Researchers at Yonsei University College of Medicine in South Korea have successfully trained artificial intelligence to identify autism in children, achieving a remarkable 100% accuracy rate. The innovative algorithm utilizes high-resolution photographs of the patients’ eyes, providing a non-invasive and efficient screening method.
Study Details and Methodology:
The study involved 958 participants, averaging between 7 to 8 years old, whose retinas were photographed. Half of the participants were diagnosed with Autism Spectrum Disorder (ASD), while the other half formed a control group, matched for age and gender. The severity of ASD symptoms was evaluated using calibrated Autism Diagnostic Observation Scale (ADOS-2) and Social Responsiveness Scale (SRS-2) severity scores. A comprehensive collection of 1,890 images was gathered, forming the dataset for the development of a sophisticated deep learning algorithm.

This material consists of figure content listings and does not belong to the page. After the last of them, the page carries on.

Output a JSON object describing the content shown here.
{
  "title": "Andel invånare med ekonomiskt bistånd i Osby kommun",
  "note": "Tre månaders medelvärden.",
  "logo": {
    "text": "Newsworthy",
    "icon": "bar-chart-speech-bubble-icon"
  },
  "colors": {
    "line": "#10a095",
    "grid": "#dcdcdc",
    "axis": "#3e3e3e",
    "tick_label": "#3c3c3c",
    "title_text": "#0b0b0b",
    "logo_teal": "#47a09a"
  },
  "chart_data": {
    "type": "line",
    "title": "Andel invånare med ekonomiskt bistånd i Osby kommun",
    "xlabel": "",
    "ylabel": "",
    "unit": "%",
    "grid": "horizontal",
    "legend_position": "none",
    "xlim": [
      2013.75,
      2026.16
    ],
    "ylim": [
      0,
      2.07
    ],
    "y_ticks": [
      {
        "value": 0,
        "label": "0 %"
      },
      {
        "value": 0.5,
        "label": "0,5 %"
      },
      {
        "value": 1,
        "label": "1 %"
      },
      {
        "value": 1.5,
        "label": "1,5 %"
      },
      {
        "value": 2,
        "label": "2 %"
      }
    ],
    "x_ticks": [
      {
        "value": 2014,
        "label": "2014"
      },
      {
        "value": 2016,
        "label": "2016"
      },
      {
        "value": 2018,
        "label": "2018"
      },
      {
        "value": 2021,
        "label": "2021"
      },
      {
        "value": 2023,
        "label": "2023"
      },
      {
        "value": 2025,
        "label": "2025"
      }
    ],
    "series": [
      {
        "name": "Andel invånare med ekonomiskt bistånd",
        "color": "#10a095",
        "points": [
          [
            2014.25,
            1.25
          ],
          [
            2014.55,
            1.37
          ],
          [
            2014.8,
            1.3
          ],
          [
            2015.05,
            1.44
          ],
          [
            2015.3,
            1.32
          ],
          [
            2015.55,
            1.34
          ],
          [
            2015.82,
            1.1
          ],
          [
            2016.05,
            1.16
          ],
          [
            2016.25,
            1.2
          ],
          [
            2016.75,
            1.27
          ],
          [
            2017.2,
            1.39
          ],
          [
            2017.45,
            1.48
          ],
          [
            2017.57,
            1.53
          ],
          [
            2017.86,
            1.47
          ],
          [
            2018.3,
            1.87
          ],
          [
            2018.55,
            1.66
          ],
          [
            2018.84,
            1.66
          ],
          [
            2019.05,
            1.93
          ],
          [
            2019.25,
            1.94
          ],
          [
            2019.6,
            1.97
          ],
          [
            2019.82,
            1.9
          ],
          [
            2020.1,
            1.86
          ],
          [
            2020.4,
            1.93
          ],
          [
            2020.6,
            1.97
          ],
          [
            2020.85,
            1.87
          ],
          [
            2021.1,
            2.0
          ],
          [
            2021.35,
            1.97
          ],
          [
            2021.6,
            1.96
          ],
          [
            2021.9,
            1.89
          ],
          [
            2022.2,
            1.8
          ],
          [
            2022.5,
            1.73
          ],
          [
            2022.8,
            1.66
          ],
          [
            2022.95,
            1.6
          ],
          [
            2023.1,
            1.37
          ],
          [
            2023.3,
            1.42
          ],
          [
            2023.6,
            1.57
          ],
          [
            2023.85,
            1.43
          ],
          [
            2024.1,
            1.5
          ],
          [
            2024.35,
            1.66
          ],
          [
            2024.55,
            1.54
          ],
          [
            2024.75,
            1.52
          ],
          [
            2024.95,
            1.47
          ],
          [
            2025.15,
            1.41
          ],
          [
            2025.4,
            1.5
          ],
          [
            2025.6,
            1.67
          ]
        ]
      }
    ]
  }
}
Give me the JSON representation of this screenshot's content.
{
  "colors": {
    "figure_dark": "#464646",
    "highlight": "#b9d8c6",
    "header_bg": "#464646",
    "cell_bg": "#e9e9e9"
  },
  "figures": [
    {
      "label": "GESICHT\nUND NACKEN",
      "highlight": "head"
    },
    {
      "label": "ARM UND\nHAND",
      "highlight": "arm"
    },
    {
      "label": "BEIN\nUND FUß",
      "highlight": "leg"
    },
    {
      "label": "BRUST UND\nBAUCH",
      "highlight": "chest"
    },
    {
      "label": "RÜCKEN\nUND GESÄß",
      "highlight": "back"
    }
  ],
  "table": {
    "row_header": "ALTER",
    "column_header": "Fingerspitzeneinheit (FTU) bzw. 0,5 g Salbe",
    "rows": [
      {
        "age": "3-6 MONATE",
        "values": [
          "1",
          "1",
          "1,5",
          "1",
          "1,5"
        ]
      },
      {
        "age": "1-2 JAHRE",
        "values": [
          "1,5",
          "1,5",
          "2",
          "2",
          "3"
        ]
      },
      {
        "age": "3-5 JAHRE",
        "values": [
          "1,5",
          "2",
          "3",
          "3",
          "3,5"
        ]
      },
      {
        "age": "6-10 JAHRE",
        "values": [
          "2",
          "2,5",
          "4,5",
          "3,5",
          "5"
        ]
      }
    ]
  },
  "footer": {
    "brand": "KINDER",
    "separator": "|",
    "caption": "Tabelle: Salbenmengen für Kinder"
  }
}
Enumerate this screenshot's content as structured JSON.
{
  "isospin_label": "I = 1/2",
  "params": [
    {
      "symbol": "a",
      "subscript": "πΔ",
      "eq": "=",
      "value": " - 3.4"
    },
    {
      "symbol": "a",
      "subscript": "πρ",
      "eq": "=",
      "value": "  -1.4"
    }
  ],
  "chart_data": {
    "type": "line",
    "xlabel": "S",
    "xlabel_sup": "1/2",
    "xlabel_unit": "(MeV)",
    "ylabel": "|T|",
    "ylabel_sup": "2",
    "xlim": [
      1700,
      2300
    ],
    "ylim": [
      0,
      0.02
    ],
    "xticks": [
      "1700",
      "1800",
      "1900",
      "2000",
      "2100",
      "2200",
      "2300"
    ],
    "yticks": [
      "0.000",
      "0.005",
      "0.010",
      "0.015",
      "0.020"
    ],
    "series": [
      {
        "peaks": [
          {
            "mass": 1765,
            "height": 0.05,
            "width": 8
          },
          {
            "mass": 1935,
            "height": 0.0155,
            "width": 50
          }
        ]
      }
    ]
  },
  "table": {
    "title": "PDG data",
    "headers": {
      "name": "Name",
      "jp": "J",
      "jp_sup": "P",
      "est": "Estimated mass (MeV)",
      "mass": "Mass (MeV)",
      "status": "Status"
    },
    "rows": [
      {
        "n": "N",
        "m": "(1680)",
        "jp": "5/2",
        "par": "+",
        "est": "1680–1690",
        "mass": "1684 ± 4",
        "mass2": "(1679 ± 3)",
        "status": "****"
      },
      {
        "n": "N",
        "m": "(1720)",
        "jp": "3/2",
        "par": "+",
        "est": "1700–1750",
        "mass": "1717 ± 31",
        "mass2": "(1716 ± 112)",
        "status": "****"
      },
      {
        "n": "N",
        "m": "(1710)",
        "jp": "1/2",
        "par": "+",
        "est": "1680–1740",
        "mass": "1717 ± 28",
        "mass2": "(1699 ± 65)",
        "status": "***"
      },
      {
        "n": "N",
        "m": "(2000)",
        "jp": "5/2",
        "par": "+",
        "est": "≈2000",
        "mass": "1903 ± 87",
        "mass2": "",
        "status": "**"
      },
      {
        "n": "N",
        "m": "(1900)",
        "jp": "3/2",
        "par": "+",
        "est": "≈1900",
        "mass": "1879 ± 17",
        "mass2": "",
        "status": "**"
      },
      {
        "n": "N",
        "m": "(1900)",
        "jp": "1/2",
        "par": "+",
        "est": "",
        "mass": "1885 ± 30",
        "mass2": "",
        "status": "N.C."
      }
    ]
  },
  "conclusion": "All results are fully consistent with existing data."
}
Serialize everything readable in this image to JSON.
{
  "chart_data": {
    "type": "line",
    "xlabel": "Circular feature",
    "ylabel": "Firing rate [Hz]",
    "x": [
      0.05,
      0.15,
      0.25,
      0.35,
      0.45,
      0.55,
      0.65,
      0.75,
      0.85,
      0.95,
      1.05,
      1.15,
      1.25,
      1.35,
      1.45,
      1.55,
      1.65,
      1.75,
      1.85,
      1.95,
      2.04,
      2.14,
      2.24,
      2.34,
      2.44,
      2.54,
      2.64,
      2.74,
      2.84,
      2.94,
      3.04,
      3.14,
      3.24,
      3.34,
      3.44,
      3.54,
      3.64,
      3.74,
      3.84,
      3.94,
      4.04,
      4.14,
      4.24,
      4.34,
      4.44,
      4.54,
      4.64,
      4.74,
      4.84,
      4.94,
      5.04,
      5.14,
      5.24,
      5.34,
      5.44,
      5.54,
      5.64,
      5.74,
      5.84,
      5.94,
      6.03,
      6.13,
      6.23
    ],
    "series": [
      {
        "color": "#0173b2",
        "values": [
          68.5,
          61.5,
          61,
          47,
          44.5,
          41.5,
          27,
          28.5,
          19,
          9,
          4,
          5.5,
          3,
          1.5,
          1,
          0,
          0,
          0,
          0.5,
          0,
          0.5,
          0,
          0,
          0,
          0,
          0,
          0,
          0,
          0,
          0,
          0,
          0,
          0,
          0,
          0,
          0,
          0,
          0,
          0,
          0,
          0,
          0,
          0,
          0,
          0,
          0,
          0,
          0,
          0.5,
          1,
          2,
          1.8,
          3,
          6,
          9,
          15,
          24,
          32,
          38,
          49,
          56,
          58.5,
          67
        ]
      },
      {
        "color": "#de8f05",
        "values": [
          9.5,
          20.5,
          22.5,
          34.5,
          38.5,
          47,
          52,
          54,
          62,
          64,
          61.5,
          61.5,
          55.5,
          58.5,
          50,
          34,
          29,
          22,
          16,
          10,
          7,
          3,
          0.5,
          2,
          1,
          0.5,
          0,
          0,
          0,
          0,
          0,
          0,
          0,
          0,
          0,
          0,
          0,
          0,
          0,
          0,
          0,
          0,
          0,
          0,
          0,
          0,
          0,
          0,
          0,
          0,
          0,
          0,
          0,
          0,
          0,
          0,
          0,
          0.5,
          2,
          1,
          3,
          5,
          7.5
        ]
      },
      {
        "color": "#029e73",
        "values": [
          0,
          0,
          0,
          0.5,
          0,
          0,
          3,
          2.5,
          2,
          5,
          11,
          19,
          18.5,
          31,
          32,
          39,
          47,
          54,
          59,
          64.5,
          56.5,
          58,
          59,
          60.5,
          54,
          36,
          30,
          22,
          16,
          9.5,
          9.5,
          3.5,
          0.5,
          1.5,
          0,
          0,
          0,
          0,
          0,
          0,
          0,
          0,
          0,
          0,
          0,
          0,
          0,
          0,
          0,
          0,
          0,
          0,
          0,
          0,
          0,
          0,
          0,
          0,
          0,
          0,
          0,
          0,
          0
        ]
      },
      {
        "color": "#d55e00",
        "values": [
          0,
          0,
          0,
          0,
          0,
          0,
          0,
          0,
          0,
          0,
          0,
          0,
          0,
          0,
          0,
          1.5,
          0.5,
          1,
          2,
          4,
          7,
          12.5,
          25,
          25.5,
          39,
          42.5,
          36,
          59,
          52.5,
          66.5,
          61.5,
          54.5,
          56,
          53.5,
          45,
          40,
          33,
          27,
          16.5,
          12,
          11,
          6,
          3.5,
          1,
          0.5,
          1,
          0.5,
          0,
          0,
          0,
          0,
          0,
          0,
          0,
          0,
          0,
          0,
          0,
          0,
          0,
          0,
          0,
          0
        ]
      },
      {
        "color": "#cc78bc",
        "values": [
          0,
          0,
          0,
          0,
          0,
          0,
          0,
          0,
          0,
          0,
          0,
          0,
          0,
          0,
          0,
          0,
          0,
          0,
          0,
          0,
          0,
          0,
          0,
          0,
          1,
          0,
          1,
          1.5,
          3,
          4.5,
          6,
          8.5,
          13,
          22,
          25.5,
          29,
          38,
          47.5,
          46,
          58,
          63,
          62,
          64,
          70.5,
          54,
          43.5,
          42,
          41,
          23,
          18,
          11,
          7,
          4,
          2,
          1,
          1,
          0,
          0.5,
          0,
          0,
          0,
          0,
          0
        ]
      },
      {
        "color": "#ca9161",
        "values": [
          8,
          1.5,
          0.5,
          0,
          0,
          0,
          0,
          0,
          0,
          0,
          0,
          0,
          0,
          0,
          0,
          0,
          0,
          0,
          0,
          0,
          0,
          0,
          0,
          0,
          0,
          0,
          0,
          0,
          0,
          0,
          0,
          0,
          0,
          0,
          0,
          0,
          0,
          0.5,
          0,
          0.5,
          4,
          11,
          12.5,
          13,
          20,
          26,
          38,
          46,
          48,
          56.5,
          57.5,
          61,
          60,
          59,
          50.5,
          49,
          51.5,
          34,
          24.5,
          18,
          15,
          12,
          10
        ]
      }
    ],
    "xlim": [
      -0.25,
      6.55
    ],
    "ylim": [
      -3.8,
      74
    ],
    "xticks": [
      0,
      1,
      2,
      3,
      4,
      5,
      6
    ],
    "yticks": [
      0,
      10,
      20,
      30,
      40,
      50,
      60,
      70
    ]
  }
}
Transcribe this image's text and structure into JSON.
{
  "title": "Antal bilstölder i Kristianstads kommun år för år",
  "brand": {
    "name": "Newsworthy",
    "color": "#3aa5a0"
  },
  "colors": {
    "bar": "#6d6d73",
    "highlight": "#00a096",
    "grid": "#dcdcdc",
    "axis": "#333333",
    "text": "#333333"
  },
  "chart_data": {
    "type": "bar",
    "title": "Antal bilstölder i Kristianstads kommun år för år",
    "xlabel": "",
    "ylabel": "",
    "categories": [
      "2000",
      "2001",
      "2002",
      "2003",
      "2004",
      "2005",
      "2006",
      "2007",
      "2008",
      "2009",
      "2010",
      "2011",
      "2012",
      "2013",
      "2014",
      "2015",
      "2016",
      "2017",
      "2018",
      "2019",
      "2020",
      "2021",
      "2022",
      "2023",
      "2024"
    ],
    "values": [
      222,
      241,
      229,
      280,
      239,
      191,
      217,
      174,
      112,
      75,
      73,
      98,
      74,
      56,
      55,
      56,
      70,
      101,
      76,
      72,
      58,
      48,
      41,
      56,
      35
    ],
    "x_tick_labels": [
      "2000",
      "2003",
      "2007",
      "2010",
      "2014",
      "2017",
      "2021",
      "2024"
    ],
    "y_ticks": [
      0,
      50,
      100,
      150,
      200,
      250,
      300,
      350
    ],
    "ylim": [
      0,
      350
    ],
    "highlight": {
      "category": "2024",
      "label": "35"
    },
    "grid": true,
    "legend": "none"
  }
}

The Advancements and Implications:
The resultant AI-driven model serves as a significant milestone in the field, offering an objective and accurate screening tool for childhood autism. Moreover, the utilization of retinal photographs extends the potential of assessing symptom severity in adults, indicating broader applications beyond childhood diagnosis, adds NIX Solutions. For further insights into the study, detailed information can be accessed via this link.
The study represents a pivotal breakthrough in utilizing AI technology for autism detection, showcasing promising prospects for enhanced diagnosis and understanding of the condition.